Long-range deformability of the E. coli metabolic fitness landscape. (A) We performed random walks (length = 1,000 mutations) in genotype space starting from an E. coli ancestor (A; gray) and first passing through a mutant (M; orange) with large environmental effect. (B and C) Fitness of mutants along these random walks was measured in competition with A (gray) in the environment it generates (E_A), as well as in competition with M (orange) in the environment it generates (E_M). In B we show the result for a single example of a random walk. Note that fitness in competition with M is shifted by the difference in fitness between M and A so all observed differences in fitness are due to deformation (for any genotype G, ΔFitness = |F_G^(A) − F_G^(M) − F_M^(A) |). (C) Average ΔFitness at increasing mutational distances from A in over n = 100 random walks (error bars represent SEM; n = 100). (D) Average difference (absolute value) in growth rate between environments E_M and E_A (in grams of dry cell weight × h⁻¹) at varying genotype distances (gray line; shading represents SEM; n = 1,000).

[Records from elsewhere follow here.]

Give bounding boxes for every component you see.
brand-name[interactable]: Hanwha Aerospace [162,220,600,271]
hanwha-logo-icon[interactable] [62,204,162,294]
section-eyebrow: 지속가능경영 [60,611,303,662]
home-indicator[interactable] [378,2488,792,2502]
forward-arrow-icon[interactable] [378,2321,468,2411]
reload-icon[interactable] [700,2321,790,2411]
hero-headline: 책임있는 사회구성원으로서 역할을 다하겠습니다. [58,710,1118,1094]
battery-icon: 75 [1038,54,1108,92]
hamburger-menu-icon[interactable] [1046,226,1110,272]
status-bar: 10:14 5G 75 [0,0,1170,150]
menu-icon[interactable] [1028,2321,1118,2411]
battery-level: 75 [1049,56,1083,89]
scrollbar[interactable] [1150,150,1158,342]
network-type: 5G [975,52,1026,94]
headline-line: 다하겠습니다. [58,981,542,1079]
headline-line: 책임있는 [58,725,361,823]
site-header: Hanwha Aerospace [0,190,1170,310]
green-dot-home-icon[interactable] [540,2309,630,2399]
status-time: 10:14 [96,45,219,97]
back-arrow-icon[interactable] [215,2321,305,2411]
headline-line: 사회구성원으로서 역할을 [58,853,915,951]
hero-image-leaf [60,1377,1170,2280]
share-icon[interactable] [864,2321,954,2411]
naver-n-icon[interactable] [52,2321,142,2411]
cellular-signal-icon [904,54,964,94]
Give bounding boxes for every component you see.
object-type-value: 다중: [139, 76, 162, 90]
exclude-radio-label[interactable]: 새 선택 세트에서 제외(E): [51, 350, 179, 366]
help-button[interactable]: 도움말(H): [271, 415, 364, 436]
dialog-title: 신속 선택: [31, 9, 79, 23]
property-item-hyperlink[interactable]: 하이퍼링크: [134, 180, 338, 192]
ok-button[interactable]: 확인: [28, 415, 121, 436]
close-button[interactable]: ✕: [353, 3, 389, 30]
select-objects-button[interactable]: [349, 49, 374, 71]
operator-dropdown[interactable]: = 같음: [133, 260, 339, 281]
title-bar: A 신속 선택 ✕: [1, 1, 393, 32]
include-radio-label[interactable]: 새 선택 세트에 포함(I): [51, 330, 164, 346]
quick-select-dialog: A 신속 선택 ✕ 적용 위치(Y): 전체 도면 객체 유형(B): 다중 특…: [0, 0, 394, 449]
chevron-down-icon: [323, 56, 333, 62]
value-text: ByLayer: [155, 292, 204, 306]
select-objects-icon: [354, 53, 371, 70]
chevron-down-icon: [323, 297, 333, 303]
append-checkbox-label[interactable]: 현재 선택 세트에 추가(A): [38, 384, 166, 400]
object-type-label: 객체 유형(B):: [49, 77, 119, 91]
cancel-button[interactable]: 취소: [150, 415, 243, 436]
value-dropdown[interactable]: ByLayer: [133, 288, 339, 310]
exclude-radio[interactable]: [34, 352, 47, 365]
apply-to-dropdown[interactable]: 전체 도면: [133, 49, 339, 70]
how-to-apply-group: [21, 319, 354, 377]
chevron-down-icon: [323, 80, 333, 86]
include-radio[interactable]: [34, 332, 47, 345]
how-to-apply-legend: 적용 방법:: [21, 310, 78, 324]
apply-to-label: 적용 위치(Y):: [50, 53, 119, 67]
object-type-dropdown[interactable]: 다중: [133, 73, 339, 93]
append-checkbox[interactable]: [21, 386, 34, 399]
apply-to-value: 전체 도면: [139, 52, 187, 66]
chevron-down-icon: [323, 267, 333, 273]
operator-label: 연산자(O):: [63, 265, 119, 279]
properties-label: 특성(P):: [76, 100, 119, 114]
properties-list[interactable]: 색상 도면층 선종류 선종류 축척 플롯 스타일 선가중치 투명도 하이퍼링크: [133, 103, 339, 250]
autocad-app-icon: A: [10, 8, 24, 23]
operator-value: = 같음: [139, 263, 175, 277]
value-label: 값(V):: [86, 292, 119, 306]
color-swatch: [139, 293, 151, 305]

In red, we show the predicted difference in growth rates for a null model that assumes independent effects of mutations (Materials and Methods). (E) An example of an adaptive trajectory showing complex genetic interactions in a long-range deformation. The addition of LDH leads to the release of lactate as a by-product. Three additional mutations, ACKr, ATPS, and PFL, are required together for lactate to be used by a descendant genotype.